Now you need to show the total of all of your capital gains at H . If you have more than one asset which resulted in a capital gain, you should add those amounts. If you only had one asset, show the amount of the capital gain relating to that asset. If you have any capital losses, do not deduct them from the capital gains before showing the total amount at H.

Example

From step 3, Fred would show \$875 at H item 17 on his tax return.

End of example

Handy hint

If you also received a distribution from a managed fund, you should include here your total capital gains (from step 3 in chapter C1).

#### Step 8 Applying capital losses against capital gains

If you have no capital losses from assets you disposed of this year nor a net capital loss from an earlier year that you were told to carry forward to this year, go to step 9.

Otherwise, you can now deduct your capital losses from the amount you wrote at H. You may do this in the order that gives you the greatest benefit.

If your capital losses are greater than your capital gains, go to step 11.

Example

If Fred had a net capital loss of \$75 from some shares that he sold last year, he reduces his capital gain of \$875 by \$75. Fred's remaining capital gain is \$800.

End of example

Handy hint: The greatest benefit is probably to deduct capital losses against:

1. capital gains for which neither the indexation method nor the discount method applies (that is, if you bought and sold your shares within 12 months)
2. capital gains calculated using the indexation method and then
3. capital gains to which the CGT discount can apply.

Note-When you cannot apply the CGT discount

Remember, you cannot apply the CGT discount to capital gains calculated using the indexation method. You also cannot apply the CGT discount to other capital gains for which the discount is not available-for example, CGT assets you bought and sold within 12 months.

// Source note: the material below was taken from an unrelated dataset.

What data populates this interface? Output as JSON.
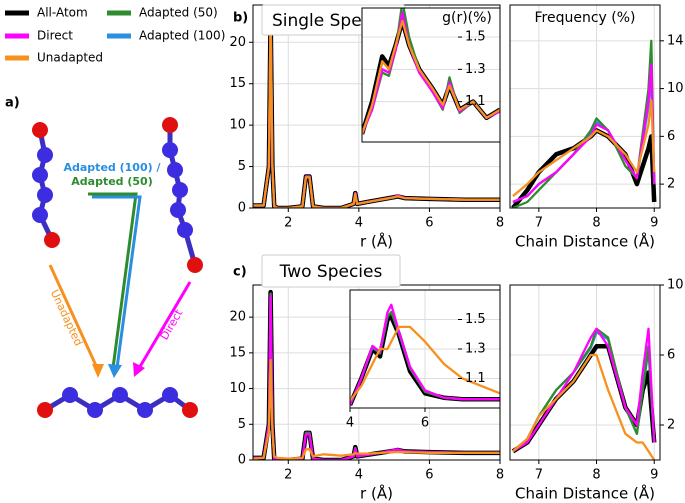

#### Step 9 Applying the CGT discount

Where available, you can now apply the CGT discount to any remaining capital gains calculated using the discount method by reducing these capital gains by 50 per cent.

Example

As Fred had owned his shares for at least 12 months, he can reduce his \$800 gain by the CGT discount of 50 per cent to arrive at a net capital gain of \$400 (cents are not shown):

\$800 × 50% = \$400

End of example

#### Step 10 Work out your net capital gain-A item 17

At A you show the total of your remaining:

• capital gains calculated using the indexation method
• capital gains to which the CGT discount of 50 per cent has been applied and/ or
• capital gains calculated using the 'other' method.

Example

Fred shows his net capital gain of \$400 at A item 17 on his tax return.

End of example

#### Step 11 Work out your carry-forward losses-V item 17

If your capital losses were greater than your capital gains, you were directed to this step from step 8.

If you have capital losses remaining, you should show '0' (zero) at A on your tax return.

At V, show the amount by which all your capital losses are greater than your capital gains. You can now carry these capital losses forward to later income years until you have capital gains from which to deduct these capital losses.

Example

Continuing the example from step 5, with Fred's sale price of \$4,000 for his shares, he would show '0' (zero) at A and \$1,125 at V item 17 on his tax return.